Reading on the bus. A great way to pass the time between origin and destination. Also very effective for giving the appearance of disinterested aloofness so important for proper transit posture.
Ever pay attention to what people read on the bus? The unwritten rule to reading on the bus is to read something light and interruptable (stay away from long philosophical treatises. Nothing steals your attention quite like passengers who get on the bus with mullets half way down their backs or eyebrows painted on half way up their foreheads). Mass market paperbacks and newspapers are standard. For the average person anything bigger, longer or heavier is simply unreadable for the long bumpy ride down Henderson Highway.
So you can understand my surprise when, a few months ago, this fellow comes on the bus, sets himself down on one of the sideways benches in the front, opens his briefcase and pulls out a large hardcover commentary on 1 Kings and then proceeds to read it from Portage & Main to Gilmour & Melon Lea.

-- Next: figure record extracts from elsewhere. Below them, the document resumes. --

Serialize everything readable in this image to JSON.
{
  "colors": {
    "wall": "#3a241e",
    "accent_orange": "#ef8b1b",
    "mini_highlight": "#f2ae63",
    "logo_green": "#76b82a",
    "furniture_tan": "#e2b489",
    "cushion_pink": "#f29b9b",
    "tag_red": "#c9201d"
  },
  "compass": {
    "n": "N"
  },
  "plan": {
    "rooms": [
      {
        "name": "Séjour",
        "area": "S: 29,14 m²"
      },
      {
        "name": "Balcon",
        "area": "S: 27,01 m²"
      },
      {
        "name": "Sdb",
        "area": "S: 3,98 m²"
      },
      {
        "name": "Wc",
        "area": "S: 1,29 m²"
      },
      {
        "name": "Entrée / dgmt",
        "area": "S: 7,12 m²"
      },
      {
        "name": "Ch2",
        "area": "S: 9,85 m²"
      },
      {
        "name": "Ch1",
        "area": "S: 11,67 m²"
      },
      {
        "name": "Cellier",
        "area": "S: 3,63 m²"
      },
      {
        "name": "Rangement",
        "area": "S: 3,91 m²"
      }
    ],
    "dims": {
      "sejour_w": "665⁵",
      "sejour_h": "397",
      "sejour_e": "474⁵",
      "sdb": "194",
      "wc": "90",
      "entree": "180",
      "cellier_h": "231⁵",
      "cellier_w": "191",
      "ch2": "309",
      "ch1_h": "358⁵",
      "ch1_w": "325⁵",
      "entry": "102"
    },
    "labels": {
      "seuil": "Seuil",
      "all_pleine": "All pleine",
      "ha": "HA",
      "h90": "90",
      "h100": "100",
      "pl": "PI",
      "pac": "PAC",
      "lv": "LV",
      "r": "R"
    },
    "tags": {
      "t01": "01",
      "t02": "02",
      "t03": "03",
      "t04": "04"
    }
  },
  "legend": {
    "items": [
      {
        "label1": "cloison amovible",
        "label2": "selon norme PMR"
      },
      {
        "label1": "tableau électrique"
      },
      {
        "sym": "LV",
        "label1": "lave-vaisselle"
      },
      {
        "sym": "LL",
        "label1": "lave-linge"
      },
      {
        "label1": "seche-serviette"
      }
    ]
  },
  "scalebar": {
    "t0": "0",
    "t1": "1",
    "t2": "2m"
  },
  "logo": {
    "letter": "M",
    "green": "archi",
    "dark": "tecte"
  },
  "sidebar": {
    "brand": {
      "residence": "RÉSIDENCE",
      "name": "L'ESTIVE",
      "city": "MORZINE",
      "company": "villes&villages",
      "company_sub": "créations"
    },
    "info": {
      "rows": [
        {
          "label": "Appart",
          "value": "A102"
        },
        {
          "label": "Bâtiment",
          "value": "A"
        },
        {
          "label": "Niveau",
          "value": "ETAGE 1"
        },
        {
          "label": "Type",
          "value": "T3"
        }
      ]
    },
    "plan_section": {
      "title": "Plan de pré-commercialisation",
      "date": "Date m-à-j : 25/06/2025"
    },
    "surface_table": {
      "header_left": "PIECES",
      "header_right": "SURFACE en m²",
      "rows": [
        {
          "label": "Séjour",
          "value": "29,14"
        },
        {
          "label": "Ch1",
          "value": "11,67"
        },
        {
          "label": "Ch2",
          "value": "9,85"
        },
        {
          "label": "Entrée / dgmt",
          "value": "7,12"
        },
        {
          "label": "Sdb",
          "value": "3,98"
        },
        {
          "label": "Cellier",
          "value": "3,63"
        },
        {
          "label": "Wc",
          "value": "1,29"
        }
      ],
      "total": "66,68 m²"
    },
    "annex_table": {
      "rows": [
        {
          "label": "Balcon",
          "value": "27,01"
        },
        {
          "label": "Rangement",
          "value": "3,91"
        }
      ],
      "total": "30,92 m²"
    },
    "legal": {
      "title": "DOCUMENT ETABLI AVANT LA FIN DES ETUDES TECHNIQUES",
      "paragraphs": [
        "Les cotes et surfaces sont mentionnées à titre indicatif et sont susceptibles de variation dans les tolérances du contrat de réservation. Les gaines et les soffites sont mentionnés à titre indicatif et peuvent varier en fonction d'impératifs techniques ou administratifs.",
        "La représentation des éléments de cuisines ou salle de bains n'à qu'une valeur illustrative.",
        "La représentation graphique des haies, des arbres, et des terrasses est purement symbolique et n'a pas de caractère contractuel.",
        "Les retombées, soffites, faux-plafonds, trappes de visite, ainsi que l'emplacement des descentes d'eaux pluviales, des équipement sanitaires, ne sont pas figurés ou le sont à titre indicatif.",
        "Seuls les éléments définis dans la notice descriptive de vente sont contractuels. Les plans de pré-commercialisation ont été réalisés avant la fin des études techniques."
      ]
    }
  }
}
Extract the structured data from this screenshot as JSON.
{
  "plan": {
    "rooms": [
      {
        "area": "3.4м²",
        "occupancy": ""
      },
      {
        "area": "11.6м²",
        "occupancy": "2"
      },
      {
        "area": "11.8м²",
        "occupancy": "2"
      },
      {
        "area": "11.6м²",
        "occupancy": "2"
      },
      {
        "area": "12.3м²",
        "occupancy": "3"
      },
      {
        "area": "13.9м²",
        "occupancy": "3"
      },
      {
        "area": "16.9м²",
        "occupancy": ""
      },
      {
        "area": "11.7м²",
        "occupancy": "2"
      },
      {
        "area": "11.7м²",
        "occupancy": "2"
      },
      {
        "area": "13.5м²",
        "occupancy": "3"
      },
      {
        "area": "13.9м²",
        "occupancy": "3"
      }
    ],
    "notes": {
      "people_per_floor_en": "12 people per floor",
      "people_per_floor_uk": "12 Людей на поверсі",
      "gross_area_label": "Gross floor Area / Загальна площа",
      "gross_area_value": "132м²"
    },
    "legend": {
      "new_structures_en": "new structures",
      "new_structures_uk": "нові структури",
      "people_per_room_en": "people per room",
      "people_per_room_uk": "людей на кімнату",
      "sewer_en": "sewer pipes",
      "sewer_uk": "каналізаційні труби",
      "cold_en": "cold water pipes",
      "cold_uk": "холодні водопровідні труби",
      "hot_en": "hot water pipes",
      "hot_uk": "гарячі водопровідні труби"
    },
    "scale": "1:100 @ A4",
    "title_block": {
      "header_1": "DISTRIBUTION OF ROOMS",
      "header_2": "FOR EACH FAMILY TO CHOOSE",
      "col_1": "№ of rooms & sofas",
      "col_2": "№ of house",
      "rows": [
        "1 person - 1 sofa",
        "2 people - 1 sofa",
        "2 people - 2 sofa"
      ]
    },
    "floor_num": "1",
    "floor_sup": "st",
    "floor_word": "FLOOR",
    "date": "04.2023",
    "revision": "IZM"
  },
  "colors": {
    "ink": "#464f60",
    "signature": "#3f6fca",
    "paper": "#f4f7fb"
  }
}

I applaud the effort.
I must confess that I too have trespassed into the realm of atypical transit reading material. This past week I found my nose wedged between the pages of Modern Art and the Death of a Culture by H. R. Rookmaaker. Not exactly Danielle Steele, but a good book for anyone puzzled by the modern art world. Highly recommended, but hard to follow if there is a mullet sitting in front of you.